Elle ne répondait pas, ses yeux braves disaient seuls, ardemment, qu’elle voulait bien mourir sur l’heure, si c’était avec lui.

— Alors, je mourrais cette nuit, subitement, que se passerait-il donc demain ?… Tu viderais l’armoire, tu viderais les tiroirs, tu ferais un gros tas de toutes mes œuvres, et tu les brûlerais ? Oui, n’est-ce pas ?… Sais-tu que ce serait un véritable meurtre, comme si tu assassinais quelqu’un ? Et quelle lâcheté abominable, tuer la pensée !

— Non ! dit-elle d’une voix sourde, tuer le mal, l’empêcher de se répandre et de renaître !

Toutes leurs explications les rejetaient à la colère. Il y en eut de terribles. Et, un soir que la vieille madame Rougon était tombée dans une de ces querelles, elle resta seule avec Pascal, après que Clotilde se fut enfuie au fond de sa chambre. Un silence régna. Malgré l’air de navrement qu’elle avait pris, une joie luisait au fond de ses yeux étincelants.

— Mais votre pauvre maison est un enfer ! cria-t-elle enfin.
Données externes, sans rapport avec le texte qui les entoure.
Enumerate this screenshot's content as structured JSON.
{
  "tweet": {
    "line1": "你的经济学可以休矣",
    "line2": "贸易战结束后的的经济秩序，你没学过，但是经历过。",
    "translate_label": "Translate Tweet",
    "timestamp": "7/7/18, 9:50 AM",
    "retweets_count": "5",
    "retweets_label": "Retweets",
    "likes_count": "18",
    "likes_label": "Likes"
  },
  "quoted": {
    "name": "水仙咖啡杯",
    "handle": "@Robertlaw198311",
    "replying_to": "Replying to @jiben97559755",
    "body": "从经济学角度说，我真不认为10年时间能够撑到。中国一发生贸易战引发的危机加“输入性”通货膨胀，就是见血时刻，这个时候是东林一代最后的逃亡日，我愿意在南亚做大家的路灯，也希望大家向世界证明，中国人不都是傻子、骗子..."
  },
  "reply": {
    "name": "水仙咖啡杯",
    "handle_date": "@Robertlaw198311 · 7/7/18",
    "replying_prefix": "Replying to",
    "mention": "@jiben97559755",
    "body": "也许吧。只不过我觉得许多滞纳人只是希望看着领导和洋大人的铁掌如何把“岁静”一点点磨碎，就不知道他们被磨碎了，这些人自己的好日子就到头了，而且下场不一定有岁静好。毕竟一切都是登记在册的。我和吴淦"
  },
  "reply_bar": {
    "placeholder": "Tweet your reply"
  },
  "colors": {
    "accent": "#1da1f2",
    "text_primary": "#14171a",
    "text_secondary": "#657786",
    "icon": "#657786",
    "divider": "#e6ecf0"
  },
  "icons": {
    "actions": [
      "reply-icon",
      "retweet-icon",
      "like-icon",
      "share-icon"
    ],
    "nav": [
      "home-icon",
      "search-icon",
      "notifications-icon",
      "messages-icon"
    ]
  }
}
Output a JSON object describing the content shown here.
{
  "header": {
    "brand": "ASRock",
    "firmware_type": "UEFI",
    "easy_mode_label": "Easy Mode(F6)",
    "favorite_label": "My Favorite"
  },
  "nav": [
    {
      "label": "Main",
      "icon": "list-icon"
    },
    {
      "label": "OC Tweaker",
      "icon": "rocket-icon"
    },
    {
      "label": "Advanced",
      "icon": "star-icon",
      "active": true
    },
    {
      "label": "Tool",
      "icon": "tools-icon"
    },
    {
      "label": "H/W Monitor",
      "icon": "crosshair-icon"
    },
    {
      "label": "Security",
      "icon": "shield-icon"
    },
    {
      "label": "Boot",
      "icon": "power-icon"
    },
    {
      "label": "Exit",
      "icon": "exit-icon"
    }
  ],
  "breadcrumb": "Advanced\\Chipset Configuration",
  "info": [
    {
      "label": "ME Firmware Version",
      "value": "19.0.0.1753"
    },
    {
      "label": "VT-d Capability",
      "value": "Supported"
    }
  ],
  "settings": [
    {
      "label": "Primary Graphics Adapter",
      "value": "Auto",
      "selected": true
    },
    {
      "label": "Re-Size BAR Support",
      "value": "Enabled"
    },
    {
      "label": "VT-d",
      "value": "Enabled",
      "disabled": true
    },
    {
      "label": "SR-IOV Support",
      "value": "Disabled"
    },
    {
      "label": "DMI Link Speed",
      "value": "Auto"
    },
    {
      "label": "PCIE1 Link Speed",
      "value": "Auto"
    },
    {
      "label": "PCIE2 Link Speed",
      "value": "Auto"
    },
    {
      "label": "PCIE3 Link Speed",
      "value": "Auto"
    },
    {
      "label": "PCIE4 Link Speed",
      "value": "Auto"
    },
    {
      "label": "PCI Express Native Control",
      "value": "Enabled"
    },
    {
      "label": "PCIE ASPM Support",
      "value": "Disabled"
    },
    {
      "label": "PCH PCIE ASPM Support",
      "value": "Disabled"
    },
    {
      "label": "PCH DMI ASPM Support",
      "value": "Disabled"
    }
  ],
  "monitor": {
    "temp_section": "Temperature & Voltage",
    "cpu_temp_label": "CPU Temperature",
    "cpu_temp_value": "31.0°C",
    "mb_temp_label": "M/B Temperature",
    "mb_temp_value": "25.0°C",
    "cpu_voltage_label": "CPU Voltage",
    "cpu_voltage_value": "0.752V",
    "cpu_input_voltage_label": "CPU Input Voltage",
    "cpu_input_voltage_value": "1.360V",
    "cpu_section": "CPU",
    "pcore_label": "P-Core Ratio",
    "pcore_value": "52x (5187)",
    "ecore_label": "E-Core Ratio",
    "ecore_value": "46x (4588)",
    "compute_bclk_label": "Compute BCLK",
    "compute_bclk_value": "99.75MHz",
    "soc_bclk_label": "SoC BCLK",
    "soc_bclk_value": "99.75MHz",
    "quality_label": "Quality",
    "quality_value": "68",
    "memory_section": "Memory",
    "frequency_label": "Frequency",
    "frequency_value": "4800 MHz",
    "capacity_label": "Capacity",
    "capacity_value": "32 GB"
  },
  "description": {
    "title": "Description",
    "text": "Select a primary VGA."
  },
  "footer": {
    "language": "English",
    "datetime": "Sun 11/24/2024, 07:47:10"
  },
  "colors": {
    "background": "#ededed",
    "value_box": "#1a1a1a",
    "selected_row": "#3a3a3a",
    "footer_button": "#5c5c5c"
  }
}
Le docteur, d’un geste, évita de répondre. Toujours, il avait senti sa mère derrière la jeune fille, exaspérant en elle les croyances religieuses, utilisant ce ferment de révolte pour jeter le trouble chez lui. Il était sans illusion, il savait parfaitement que, dans la journée, les deux femmes s’étaient vues, et qu’il devait à cette rencontre, à tout un empoisonnement savant, l’affreuse scène dont il tremblait encore. Sans doute sa mère était venue constater les dégâts et voir si l’on ne touchait pas bientôt au dénouement.